No permitamos que la ansiedad del cambio nos haga repetir los errores del pasado

Bajo los argumentos expuestos hasta podríamos decir que las reformas económicas planteadas en 1989 por el ex Presidente Pérez fueron una gran oportunidad desperdiciada por los economistas a cargo de implantarlas. Igualmente, ante la disyuntiva actual, resulta bastante utópico hacerle creer al venezolano que con medidas parches como las de controles económicos del presidente Caldera o con reformas neoestatistas como las iniciadas en 1989, el país podrá resolver sus profundos desajustes sociales y económicos. También es falso el argumento que arrincona a Venezuela a negociar nuevas deudas con el FMI en 1996 para enfrentar los perentorios pagos de la deuda externa vencida y la liberación del cambio.
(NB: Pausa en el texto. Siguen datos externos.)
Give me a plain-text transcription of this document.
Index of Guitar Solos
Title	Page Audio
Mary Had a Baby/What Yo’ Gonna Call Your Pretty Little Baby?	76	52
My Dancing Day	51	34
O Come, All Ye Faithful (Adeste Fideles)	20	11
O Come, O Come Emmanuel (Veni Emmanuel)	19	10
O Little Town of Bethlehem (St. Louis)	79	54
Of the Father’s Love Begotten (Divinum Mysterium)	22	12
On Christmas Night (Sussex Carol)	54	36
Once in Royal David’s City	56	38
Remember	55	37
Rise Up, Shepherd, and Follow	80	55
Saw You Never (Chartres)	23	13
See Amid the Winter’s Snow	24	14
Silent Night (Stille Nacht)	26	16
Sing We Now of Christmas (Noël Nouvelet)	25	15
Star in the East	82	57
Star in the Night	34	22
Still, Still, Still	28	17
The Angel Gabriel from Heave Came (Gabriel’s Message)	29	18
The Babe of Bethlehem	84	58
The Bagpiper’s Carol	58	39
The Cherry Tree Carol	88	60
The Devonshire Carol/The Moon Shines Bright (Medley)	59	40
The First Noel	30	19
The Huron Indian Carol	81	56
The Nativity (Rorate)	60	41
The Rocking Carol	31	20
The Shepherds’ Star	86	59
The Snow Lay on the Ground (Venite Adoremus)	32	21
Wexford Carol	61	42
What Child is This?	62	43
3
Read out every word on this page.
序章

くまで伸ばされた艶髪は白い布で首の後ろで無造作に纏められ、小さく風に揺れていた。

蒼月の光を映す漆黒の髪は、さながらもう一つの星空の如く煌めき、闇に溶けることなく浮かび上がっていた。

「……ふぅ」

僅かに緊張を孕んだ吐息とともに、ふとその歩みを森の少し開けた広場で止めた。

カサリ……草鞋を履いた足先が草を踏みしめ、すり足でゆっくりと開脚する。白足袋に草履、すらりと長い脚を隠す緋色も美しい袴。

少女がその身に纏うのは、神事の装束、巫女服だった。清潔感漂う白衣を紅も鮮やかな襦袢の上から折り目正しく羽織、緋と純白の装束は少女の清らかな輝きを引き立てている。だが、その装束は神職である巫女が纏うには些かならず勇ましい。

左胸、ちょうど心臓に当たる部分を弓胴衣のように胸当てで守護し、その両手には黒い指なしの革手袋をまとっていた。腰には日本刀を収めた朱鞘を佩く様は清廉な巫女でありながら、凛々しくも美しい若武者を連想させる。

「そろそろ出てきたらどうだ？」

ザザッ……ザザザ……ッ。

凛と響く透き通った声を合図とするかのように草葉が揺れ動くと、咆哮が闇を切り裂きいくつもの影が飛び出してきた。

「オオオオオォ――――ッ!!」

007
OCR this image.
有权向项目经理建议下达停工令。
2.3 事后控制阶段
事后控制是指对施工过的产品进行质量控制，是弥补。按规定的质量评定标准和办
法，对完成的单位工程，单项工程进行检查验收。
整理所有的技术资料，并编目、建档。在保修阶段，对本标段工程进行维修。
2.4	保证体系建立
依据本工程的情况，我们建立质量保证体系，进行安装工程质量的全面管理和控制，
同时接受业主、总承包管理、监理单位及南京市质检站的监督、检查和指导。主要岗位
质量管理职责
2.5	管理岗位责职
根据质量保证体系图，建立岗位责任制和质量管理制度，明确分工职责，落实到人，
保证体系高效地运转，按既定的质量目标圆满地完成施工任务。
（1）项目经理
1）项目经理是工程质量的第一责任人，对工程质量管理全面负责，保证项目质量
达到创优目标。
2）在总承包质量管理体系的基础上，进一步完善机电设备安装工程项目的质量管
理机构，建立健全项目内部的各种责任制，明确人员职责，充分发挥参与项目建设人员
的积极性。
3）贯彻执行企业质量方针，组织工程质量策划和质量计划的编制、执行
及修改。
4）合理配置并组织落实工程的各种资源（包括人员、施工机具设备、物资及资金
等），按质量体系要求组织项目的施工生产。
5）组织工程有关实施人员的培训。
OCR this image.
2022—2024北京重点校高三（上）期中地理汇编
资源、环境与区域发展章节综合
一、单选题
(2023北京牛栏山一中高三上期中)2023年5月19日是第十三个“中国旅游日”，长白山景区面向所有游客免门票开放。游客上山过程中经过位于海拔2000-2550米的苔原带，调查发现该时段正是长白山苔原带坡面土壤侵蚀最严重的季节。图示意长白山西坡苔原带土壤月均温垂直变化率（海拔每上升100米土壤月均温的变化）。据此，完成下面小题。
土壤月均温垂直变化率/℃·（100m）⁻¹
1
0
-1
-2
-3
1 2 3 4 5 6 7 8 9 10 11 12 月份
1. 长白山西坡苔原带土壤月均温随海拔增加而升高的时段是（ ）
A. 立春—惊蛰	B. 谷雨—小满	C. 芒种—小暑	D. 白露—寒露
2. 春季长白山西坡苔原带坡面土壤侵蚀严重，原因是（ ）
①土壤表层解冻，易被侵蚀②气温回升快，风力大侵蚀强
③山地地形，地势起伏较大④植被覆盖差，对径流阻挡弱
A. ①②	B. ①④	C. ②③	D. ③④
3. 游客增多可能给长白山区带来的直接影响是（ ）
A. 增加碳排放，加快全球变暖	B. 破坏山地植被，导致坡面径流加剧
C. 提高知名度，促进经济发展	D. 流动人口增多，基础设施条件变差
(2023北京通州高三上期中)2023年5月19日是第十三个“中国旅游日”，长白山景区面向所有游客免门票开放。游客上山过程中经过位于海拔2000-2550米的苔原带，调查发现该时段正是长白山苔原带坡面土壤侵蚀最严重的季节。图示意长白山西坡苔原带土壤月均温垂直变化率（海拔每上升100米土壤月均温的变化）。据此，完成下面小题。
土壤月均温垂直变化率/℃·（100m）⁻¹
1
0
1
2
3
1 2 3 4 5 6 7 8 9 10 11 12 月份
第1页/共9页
Con ingresos petroleros de US$ 16.000 millones por año, Bs. 1.000.000.000.000 en nuevos impuestos y billones de dólares en activos mal aprovechados en poder del Estado, el único urgido es el propio Gobierno que quiere mantener su poder económico sobre la población aún sacrificando con más deuda e impuestos a la población venezolana. Nuevas deudas y mayores impuestos para resolverle la crisis al actual Gobierno, sin hacerles reducir el gasto público, harán que la libertad cambiaria que tanto anhelamos los venezolanos sea insostenible, ya que seguirá la inflación, las importaciones crecerán por el subsidio que significan préstamos para balanzas de pagos del FMI, las empresas seguirán cerrando ante los crecientes costos y caída de la demanda y la fuga de capitales se acelerará creando nuevas alzas en los intereses como ocurrió durante las reformas iniciadas en 1989.